Remove Redundant Window Operators

Remove window operators (corresponding to SQL OVER clause expressions) which produce an output that is not used by any downstream operators.


Example

Query:

 "ELECT A FROM (SELECT SUM(A) OVER(PARTITION BY B ORDER BY B desc) AS W,A FROM R JOIN S ON A=C) sub"

Result:

---->
Before Optimization After Optimization
***

Remove Unnecessary Columns

Based on an analysis of which columns of the relation produced by an operator are used by downstream operators, we add additional projections to remove unused columns.


Example

Query:

 "SELECT A FROM (SELECT * FROM R,S WHERE A=C) sub"

Result:

---->
Before Optimization After Optimization
***

Pull up Duplicate Removals

This optimization tries to pull up duplicate removal operators.

Cost-based Optimization

The following options control the behavior of GProM’s cost-based optimizer:

-cbo_choice_point_remove_duplicate_removal - makes a cost-based choice of whether to remove a duplicate removal operator when possible.
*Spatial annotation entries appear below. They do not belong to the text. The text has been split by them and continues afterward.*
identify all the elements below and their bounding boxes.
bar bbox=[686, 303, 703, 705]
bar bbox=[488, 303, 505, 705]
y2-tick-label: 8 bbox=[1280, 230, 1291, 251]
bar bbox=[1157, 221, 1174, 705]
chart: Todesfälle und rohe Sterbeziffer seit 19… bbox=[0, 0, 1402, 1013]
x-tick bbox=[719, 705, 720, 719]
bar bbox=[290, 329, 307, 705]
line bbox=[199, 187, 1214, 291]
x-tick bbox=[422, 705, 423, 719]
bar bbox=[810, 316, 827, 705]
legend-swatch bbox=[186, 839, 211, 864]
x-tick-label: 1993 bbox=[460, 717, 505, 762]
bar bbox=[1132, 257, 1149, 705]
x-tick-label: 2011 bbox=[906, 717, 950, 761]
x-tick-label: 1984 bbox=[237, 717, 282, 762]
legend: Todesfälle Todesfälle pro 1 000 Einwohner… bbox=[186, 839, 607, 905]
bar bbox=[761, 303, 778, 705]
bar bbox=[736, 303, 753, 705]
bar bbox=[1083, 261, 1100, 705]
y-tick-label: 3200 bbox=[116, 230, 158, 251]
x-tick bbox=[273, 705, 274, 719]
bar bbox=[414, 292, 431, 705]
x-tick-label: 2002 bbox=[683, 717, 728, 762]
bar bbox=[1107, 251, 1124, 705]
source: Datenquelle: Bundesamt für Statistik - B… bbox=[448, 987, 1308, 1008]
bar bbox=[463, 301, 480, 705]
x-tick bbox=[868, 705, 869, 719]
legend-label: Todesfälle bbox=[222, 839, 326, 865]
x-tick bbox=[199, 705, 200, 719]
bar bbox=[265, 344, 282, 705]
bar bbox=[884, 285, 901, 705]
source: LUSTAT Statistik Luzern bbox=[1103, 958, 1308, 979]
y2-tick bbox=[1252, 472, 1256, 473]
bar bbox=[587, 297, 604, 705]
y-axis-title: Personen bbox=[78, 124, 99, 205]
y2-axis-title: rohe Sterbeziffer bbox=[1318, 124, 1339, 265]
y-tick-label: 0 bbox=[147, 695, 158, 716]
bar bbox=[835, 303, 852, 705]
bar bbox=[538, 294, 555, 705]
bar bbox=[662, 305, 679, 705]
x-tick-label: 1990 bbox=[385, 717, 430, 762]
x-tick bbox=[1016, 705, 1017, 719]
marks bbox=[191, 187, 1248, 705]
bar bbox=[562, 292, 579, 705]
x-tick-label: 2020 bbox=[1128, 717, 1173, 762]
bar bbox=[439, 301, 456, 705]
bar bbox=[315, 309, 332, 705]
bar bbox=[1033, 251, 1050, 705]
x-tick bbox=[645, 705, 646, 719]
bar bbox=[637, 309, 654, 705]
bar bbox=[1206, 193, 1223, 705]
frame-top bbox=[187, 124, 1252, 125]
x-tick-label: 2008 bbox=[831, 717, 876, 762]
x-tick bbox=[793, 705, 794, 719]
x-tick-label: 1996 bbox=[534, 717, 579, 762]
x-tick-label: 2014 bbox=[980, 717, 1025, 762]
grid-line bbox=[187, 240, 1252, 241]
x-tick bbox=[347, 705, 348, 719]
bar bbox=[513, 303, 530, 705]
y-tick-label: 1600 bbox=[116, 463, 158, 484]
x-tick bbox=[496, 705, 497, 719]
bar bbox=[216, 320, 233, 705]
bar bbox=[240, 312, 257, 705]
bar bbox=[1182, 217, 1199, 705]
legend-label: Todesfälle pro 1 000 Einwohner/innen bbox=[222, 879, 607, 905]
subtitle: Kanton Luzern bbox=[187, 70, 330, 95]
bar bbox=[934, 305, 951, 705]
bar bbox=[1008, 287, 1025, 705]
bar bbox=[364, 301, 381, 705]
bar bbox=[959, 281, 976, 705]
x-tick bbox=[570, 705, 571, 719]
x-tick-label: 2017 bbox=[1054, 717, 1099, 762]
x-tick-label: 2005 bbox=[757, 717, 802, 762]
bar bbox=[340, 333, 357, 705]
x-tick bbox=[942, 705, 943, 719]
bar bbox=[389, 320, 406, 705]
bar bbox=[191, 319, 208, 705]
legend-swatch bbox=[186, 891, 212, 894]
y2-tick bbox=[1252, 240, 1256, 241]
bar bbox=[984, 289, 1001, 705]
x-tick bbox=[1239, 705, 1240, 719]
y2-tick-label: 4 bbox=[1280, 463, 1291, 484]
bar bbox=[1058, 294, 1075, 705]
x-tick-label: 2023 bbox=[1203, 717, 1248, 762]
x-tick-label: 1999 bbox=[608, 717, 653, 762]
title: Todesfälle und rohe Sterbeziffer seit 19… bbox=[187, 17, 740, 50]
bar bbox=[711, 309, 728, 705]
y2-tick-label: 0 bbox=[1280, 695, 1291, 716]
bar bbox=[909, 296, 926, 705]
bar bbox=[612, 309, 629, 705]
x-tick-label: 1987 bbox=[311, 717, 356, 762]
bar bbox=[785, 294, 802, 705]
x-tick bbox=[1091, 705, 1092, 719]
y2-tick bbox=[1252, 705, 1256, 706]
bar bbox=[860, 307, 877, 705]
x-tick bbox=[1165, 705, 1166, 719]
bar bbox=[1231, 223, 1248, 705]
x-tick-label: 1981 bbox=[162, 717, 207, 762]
-cbo_max_considered_plans num_plans - stop cost-based optimization after num_plans have been considered.

-cbo_sim_ann_const c - Set the constant c used by the simulated annealing search strategy to calculate ap, e.g., c = 10, 20, 50 or 100.

-cbo_sim_ann_cooldown_rate -
Set the cooling down rate used by simulated annealing. Value has to be between 0.1 and 0.9.

-cbo_num_heuristic_opt_iterations num_iter - Apply each heuristic optimization rule num_iter times.